從松田叔叔已經贏下那場頭銜戰來看,棲川由紀認為他被汙蔑為兇手的事情應該不會再發生了。

這件事一解決,接下來就是hagi家的汽修廠的事情——原本經營順利、甚至準備開新的分店的汽修廠,最後因為經濟突然不景氣而倒閉了。

老實說,棲川由紀並沒有點任何和“經營汽修廠”相關的技能,她原本也非常頭禿,這件事情她好像沒有什麽思路去嘗試解決。

但是,就在她頭禿這件事的不久後,萩原研二家的汽修廠被一個汽車集團收購了。

“據說是對方看好家裏汽修廠的潛力,所以才決定收購的,給出的條件很優厚,後續也還是由老爸來經營。”

萩原研二是這樣說的,“原本老爸不是已經打算開新的分店了嗎?被收購以後,因為背靠大樹的原因,還可以降低經營風險呢。”

棲川由紀一時之間覺得頭腦有些轉不過來。

是因為她的所作所為,作為蝴蝶翅膀扇動的那一下,引發了現在與之前完全不同的世界線嗎?

但她究竟又做到了什麽呢?

棲川由紀認為,自己什麽也沒做到。

伊藤誠因為意外服下女友打算自殺的毒藥,而提前死亡,導致沒能在幾年後出現在廢棄游樂場和人發生爭執,於是松田丈太郎沒有被冤枉為兇手,而是順利地參加了頭銜戰。

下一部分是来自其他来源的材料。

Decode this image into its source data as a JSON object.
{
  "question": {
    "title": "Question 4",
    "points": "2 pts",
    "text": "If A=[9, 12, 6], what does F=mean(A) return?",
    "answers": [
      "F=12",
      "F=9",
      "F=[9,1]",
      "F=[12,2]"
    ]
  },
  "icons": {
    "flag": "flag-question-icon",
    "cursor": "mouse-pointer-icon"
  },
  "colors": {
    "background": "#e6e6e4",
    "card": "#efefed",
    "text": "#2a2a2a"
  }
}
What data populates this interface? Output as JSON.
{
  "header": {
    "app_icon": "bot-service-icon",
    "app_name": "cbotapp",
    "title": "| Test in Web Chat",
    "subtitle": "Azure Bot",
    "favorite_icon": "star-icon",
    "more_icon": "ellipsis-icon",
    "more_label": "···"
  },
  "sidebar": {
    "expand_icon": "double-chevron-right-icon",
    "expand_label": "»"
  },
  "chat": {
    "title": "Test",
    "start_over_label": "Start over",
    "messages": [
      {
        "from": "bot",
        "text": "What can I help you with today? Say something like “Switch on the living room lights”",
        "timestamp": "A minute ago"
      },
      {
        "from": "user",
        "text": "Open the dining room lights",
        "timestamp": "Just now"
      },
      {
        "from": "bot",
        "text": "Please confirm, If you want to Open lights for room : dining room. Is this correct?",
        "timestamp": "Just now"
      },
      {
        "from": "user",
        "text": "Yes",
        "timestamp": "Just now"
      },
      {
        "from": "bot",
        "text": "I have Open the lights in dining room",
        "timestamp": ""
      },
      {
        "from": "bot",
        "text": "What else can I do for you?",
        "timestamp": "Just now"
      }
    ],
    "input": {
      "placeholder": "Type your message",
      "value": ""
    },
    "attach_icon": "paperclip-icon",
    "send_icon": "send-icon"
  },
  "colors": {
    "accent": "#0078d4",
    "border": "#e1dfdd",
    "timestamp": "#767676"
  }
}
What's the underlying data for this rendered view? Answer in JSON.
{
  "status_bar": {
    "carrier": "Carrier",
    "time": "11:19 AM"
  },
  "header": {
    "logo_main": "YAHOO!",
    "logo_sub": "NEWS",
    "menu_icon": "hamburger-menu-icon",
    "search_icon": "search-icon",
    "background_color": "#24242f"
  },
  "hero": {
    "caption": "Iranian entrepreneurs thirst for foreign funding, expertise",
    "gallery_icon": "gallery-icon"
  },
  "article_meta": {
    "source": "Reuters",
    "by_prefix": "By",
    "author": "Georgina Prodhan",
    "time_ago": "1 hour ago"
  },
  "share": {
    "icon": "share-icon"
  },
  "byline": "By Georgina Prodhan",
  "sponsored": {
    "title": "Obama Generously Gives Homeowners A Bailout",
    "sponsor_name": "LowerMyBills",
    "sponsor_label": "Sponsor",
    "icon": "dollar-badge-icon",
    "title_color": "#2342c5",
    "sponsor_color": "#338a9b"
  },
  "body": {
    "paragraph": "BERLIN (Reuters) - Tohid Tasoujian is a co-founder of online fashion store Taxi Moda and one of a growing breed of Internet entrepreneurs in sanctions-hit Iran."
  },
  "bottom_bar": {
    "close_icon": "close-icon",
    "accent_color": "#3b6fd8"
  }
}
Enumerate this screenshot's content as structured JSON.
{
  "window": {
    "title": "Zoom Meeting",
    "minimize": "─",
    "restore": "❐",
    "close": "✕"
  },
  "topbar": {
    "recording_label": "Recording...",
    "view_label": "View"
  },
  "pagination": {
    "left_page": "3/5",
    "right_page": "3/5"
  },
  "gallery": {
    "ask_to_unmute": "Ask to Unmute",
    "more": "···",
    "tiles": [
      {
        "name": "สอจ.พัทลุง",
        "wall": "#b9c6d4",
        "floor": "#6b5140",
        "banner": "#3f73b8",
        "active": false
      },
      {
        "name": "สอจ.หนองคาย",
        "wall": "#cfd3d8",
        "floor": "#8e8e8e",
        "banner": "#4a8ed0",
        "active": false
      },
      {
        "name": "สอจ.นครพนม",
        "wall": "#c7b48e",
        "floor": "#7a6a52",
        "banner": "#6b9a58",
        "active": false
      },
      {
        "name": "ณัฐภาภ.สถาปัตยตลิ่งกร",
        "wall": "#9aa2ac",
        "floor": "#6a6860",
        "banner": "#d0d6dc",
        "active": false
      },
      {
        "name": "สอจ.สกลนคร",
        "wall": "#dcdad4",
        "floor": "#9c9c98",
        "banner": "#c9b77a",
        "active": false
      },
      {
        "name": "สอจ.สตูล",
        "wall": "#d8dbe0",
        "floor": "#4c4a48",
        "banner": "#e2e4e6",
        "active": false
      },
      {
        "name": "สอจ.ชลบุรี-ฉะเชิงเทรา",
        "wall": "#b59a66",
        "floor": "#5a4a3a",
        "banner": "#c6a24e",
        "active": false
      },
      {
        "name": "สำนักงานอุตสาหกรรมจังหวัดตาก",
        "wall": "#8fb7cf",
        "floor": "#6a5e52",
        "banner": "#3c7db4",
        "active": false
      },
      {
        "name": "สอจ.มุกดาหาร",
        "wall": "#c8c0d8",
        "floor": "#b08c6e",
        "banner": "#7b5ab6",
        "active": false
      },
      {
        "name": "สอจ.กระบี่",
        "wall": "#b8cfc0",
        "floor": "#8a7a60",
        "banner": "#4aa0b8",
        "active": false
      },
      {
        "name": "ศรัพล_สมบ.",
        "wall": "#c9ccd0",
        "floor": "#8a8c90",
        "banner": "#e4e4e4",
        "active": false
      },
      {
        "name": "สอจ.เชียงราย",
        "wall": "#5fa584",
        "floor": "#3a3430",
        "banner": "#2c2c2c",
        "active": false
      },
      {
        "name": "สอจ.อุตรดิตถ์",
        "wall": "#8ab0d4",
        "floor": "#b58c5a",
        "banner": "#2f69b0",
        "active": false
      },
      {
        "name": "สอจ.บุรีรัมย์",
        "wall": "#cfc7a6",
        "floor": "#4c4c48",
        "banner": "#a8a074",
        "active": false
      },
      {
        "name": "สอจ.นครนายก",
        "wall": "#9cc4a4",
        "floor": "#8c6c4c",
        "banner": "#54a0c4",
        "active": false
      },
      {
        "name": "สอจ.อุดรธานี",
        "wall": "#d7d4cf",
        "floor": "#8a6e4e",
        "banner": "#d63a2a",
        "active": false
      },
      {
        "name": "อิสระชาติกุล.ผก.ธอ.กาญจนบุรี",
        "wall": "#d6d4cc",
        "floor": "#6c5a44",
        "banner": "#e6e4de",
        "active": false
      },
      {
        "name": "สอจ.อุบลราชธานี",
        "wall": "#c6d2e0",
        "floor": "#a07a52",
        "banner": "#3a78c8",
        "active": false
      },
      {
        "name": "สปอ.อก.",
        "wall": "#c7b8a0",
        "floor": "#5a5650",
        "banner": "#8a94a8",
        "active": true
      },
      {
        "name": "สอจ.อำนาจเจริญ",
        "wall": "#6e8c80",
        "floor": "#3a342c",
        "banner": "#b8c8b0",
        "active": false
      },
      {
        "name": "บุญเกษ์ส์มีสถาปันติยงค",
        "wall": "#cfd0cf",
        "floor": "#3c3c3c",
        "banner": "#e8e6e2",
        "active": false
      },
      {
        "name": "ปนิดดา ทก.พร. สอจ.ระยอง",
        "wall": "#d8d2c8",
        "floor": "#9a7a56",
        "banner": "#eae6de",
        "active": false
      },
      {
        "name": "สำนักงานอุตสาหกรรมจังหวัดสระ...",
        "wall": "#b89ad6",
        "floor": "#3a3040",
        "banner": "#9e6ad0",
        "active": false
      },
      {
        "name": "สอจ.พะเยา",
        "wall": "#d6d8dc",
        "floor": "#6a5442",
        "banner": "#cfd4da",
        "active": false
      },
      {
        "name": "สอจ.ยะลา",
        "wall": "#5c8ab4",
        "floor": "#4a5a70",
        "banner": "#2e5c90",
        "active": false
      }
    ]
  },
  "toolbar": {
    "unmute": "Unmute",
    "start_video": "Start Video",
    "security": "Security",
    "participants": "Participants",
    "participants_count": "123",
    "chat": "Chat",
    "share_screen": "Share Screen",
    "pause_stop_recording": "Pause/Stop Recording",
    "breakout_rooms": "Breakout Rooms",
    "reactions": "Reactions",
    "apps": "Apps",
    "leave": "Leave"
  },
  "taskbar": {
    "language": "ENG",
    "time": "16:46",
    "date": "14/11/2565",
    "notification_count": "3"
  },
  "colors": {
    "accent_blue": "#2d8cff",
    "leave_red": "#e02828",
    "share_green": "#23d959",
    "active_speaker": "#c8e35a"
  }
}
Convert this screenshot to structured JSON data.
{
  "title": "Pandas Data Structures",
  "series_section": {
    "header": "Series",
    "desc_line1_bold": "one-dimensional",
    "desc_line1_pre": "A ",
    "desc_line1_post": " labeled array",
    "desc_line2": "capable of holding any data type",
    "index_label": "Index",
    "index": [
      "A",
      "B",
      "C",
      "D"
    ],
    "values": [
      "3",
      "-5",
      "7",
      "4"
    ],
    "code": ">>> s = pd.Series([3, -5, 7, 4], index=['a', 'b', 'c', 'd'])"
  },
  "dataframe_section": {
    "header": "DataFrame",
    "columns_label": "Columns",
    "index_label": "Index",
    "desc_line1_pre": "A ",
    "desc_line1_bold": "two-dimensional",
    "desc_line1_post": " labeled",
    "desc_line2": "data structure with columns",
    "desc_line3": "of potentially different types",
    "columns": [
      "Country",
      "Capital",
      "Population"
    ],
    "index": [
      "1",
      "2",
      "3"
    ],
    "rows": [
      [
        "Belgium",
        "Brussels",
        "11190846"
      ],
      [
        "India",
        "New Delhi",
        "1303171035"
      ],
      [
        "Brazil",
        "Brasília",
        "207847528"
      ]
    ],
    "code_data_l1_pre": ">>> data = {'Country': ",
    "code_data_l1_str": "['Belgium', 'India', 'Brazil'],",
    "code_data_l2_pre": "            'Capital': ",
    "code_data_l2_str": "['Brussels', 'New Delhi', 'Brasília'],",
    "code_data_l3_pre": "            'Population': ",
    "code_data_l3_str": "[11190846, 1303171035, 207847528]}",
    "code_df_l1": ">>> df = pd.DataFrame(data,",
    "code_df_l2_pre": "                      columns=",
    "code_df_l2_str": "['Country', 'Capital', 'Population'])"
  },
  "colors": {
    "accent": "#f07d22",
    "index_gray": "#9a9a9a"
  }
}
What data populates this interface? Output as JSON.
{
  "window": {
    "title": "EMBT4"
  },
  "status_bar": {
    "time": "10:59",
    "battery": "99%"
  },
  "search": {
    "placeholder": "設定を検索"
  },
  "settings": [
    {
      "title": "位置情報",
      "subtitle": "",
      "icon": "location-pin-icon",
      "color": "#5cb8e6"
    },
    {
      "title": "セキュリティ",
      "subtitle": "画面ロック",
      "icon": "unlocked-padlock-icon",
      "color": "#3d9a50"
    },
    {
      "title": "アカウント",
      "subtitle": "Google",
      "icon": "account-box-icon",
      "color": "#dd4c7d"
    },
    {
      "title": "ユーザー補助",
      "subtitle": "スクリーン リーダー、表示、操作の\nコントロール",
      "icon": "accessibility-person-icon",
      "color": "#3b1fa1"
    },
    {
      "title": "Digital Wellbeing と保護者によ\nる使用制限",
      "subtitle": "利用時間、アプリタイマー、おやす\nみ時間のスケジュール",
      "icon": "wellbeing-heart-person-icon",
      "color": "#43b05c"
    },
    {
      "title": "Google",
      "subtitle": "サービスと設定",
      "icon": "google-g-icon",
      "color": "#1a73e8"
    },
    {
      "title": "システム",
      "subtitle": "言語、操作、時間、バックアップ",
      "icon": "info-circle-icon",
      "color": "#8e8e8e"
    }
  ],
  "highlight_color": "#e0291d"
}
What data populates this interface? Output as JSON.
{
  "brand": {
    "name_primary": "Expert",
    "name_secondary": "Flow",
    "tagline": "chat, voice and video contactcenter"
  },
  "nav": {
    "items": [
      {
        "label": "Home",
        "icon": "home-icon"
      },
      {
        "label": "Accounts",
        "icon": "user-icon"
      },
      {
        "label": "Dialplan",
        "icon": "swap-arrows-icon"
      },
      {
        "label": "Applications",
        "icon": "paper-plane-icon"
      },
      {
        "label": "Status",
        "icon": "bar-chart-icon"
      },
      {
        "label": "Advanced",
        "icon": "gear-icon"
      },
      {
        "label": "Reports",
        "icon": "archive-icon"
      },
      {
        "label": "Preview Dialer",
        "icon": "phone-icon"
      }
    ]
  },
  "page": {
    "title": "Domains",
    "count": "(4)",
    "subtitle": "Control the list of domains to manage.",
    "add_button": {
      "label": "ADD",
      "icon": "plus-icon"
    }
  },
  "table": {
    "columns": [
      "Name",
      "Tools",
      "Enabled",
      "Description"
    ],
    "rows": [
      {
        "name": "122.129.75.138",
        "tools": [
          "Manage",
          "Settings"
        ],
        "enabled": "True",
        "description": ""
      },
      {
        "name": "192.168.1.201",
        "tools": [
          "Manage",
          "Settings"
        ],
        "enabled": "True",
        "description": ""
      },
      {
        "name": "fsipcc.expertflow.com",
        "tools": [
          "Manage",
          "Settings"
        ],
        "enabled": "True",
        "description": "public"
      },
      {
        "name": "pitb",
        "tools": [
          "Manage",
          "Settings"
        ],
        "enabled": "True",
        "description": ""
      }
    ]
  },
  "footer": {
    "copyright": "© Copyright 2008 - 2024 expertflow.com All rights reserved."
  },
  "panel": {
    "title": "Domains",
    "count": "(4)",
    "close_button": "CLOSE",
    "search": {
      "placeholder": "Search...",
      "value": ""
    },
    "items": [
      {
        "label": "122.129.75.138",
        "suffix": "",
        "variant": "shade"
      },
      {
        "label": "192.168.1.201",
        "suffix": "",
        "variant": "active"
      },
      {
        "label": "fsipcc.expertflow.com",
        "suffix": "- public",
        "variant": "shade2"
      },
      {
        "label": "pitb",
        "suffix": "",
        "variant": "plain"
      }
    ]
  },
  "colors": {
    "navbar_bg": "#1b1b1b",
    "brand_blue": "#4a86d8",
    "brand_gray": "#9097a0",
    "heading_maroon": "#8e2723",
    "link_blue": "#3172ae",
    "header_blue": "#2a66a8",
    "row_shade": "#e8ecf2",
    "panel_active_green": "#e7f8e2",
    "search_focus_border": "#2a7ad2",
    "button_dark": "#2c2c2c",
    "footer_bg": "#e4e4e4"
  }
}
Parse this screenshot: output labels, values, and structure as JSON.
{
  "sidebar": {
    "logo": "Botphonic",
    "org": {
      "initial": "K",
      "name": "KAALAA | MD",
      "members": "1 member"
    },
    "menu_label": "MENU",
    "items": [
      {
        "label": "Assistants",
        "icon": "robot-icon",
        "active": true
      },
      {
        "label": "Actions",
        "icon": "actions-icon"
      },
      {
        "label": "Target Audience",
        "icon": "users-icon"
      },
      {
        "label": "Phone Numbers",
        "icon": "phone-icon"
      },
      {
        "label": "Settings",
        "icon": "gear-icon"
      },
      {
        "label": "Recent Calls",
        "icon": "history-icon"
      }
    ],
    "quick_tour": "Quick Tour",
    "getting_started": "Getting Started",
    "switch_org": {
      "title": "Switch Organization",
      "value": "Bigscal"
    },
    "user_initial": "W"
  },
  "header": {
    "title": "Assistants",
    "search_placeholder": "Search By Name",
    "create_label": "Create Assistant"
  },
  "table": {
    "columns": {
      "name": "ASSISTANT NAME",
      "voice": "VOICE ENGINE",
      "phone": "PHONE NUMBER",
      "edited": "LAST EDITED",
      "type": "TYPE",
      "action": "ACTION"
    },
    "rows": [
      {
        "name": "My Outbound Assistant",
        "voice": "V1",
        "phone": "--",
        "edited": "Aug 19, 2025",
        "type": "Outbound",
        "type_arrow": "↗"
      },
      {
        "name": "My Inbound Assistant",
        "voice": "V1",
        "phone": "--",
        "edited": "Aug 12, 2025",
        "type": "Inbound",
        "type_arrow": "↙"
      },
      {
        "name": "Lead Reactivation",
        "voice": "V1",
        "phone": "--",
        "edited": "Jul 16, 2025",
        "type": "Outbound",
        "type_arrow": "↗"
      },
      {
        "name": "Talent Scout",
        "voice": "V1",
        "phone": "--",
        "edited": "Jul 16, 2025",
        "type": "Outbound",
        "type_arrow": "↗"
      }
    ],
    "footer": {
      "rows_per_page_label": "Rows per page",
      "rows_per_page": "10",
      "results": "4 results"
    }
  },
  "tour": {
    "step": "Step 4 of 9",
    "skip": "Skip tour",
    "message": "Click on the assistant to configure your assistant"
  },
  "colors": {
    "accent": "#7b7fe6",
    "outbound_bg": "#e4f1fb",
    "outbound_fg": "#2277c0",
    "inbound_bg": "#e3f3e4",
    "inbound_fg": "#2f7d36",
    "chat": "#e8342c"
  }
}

就這件事情本身而言,“意外”才是導致事情結果發生改變的原因,而她只是剛了解了事情的表層,事情就已經結束了。

現在也是一樣的。

她什麽都不知道,不明白為什麽會這樣發生改變,但萩原研二家的汽修廠已經被收購了。

自以為預知到未來、所以可以改變些什麽的自己,才是什麽都不知道、什麽都沒做到的人。

只是蝴蝶效應在推動著事件發展向未知的未來。

棲川由紀為這一點感到非常的焦慮。

但所有的蝴蝶效應,都沒能影響一件事。

原本在被冤枉為殺人犯、錯過頭銜戰以後,松田丈太郎開始做什麽事都不順利,最後變了個人,開始酗酒。

被冤枉為殺人犯錯過頭銜戰,和之後做什麽事都不順利,這兩點或許在心理上有些什麽關系,但實際意義上,並不能算是有邏輯關系。

從小學畢業的那一年,松田丈太郎依然因為“無論做什麽事情都不順利”而開始酗酒,於是在上國中一年級的時候,松田陣平的父母就因此離婚了。

母親離開,松田陣平跟著父親一起生活。

而棲川由紀只是再次確認了一件事——自以為可以預知未來的自己,依然什麽都沒能改變。

棲川由紀有些茫然了,她覺得自己好像依舊是那個第一次經歷這些的小孩子,對任何事情都無能為力,只能看著事情一件件發生,hagi和陣平逐漸長大、然後一一離開自己。

可是明明,知道未來的話,就應該可以做到更多的吧?就可以改變那些遺憾的事情,改變原本的悲劇。

要不然的話,從頭開始,不就什麽意義也沒有了嗎?

棲川由紀有好多好多的疑惑,有很多想和陣平、想和hagi說的話,但她知道不是和現在還沒有長大的陣平和hagi。

有一瞬間,她會疑惑自己到底在做什麽,直到翻出塵封已久的攻略系統,看著上面已經進展到80%的進度條,又恍然間發現,自己好像已經做到了目標的大半。

——再一次和hagi、和陣平成為幼馴染,將這個親情和友情的進度條填滿。

……

棲川由紀趴在桌子上睡著了,夢到了讀警校時候的事情。

去警校食堂的路上,她幾步沖上去,從背後環住松田陣平的脖子,跳到了他背上。

松田陣平自然地伸手抱住她的雙腿,掂了掂,把她背穩,才側過頭看向她。

他說,“別這麽突然蹦出來。”

棲川由紀無辜地吐了吐舌頭,“嚇到陣平了嗎?”

萩原研二提醒她,“很明顯,是嚇到別人了哦,小由紀?”

棲川由紀把下巴放在他肩膀上,“哇,那我不管。”

她開始抱怨,“好餓啊,訓練還沒到一半就餓了,教官又不讓停下來吃東西。嗚嗚,我再吃不到東西就要死掉了。”

松田陣平沒給好臉色地翻了個白眼,“都說了讓你不要來警校吧。”

棲川由紀收緊手臂,緊緊抱住對方的脖子,臉頰瞬間貼了上去,睜大眼睛理所應當地說道,“可是陣平和hagi都來警校了嘛。”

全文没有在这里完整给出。